The lawsuit mentions a report by Shipman & Goodwin, which found that sexual misconduct and assault in the department’s hostile work environment was inevitable.

A report from Bernard Sullivan, CCSU’s assistant to the president for safety, said Sneed and university employees violated Title IX policy by failing to investigate Doe’s “very serious” allegations, according to the lawsuit. Title IX aims to prohibit discrimination on the basis of sex within an educational organization that receives federal funding.

Because of how CCSU handled the situation, Doe said she suffered such severe mental and physical distress that she could no longer work, the lawsuit alleges. Doe went on unpaid family medical leave in July 2018.

The plaintiff is seeking from the defendants named in the case economic damages, compensatory damages, injunctive relief, punitive damages, attorney’s fees and costs and any other remedy that may appear to be just and proper.

President Zulma Toro, in a statement released to the media, said, “We are limited as to what we can share related to the pending lawsuit, but I do want to express my concern and surprise by some new sexual misconduct accusations against CCSU police officers. We are reviewing the new allegations and will promptly investigate them.

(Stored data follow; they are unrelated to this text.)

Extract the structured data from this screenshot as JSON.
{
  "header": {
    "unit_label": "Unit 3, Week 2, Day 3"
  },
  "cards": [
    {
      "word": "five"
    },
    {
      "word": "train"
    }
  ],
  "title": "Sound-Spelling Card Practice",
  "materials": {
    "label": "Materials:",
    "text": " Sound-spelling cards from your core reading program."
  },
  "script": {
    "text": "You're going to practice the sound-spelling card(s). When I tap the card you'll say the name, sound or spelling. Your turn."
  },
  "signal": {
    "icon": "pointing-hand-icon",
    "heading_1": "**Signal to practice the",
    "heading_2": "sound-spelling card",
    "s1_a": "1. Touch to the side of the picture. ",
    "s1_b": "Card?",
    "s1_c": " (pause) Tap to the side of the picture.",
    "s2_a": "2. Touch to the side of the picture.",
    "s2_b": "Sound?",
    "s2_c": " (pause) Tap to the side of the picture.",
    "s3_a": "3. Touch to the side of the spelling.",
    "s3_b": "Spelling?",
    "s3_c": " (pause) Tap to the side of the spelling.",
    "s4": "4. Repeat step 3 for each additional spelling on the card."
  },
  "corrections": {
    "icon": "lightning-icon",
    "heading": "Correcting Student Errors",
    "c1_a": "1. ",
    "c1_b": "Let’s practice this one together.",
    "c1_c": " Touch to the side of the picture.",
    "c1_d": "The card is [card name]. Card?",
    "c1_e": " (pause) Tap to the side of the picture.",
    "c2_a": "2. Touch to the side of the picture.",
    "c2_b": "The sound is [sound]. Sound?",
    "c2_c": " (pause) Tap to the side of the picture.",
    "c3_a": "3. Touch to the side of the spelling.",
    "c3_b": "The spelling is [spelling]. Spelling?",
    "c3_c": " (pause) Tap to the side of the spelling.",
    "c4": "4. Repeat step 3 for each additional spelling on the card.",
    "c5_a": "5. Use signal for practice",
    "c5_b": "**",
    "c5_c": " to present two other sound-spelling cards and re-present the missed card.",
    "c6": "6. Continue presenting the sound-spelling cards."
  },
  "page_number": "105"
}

“There are other claims in the lawsuit that reiterate findings made by both our independent investigators and the review conducted by a law enforcement expert, and we took immediate action last fall to rectify many of them,” Toro continued. “The actions included the firing of Police Officer Curtis Lollar and changing the line of reporting of the police department to me.”

Toro said she also put new leadership in place in the Office of Diversity & Equity as the school moves forward to “reengineer” the office and the Office of Human Resources.

“Sexual harassment training was increased and new policies and procedures related to discipline and background checks were implemented,” Toro continued. “We also hired three new police officers, added staff, and increased the department’s budget.”

“As facts are confirmed, I will take immediate action to protect our students, our faculty, and the entire Central family,” Toro said.

The university is in the process of hiring an independent investigator to look into the new allegations, CCSU spokesperson Janice Palmer said Thursday. Except for Lollar, all defendants in the case are still employed with the university.